After Josephus, the notion that ghostly spirits can possess the living all but vanishes from Jewish sources. Perhaps the belief simply became occult for twelve hundred years. Jews certainly continued to think about and report ghosts visiting asiyah, the material plane, either in a cemetery (close to their body), or as a dream vision.
While the theoretical possibility of spirit possession is mentioned in the 13th Century Sefer Zohar, the return of spirit possession to recorded Jewish history had to wait until the 16th Century, when accounts of possessions and exorcisms suddenly proliferate. Quite a number of notable Jewish figures from this time forward fill the role of exorcist, including Yosef Karo, Isaac Luria, Chayyim Vital, Isaiah Horowitz and the Chofetz Chayyim.

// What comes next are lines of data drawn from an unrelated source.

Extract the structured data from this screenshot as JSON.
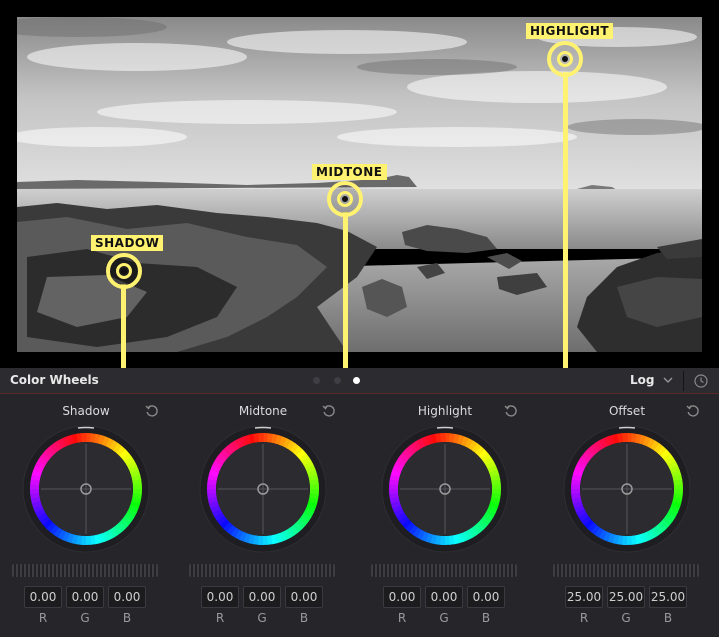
{
  "viewer": {
    "markers": [
      {
        "id": "shadow",
        "label": "SHADOW"
      },
      {
        "id": "midtone",
        "label": "MIDTONE"
      },
      {
        "id": "highlight",
        "label": "HIGHLIGHT"
      }
    ]
  },
  "panel": {
    "title": "Color Wheels",
    "mode": "Log",
    "page_count": 3,
    "active_page": 2
  },
  "wheels": [
    {
      "name": "Shadow",
      "values": [
        "0.00",
        "0.00",
        "0.00"
      ]
    },
    {
      "name": "Midtone",
      "values": [
        "0.00",
        "0.00",
        "0.00"
      ]
    },
    {
      "name": "Highlight",
      "values": [
        "0.00",
        "0.00",
        "0.00"
      ]
    },
    {
      "name": "Offset",
      "values": [
        "25.00",
        "25.00",
        "25.00"
      ]
    }
  ],
  "channels": [
    "R",
    "G",
    "B"
  ],
  "icons": {
    "reset": "reset-icon",
    "chevron": "chevron-down-icon",
    "panel_reset": "panel-reset-icon"
  },
  "colors": {
    "marker": "#fff271",
    "panel_bg": "#25252a",
    "header_bg": "#2b2b30"
  }
}
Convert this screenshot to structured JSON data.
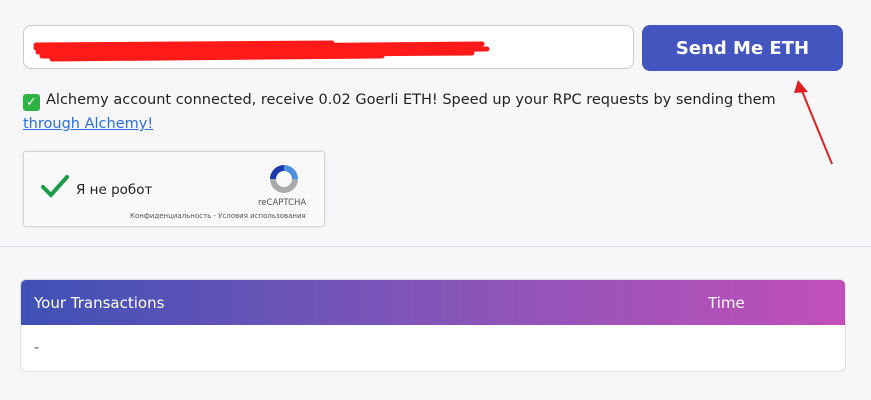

...I was amidst the great gathering, for there were over one hundred people there, Torah scholars and heads of communities. Two men, who knew the adjurations and many matters, approached the [possessed] woman so that the spirit within the woman would speak, by means of the smoke of fire and sulfur that they would make enter her nostrils…by means of the adjurers the voice would begin to be heard…they would quarrel with him…and say to him, “Evil one, speak and say who you are in a clear tongue"...and they again spoke to him with a great voice…”What is your name, evil one?” He would respond “Samuel Zarfati.”…he had died in Tripoli [this is followed by considerable familial details of its past life extracted from the dybbuk]…they asked him, “For which matter do you reincarnate in the world in reincarnation such as these?” He responded, “For many sins I have committed in my life.” In turn they demanded, “Be explicit about them.”…And then the aforementioned two men began to entreat him and compel him by means of the ban to depart from within her…by means of the techniques mentioned above [techniques also mentioned elsewhere in the account include amulets, reading the Ten Commandments, and pronouncing “cherem,” a kind of legal ban or restraining order] . They also would petition for mercy upon him [the dybbuk], and pray for him, and blow the shofar…And then we said [the prayer] El Melekh and va-ya’avor [Ex. 34:6] thrice with the blast of the shofar…[the dybbuk goes on to describe his failed transmigrations, how he entered this home, and entered the possessed woman]....They pressed him with the aforementioned adjurations, and with the aforementioned smoke, and with the [Divine] Names, that the spirit should depart through the big nail of one of her feet…[the dybbuk resists by various machinations, and tries to avoid enacting the proof that he had left the body, demanded by the exorcists, by extinguishing a candle positioned ten ft. from the victim, but it finally agrees to leave]…so it was done, and it became known that the spirit went out through the place and drew blood as he went..[this conclusion proves premature; the spirit manifests itself again in a matter of days and the poor woman dies eight days later].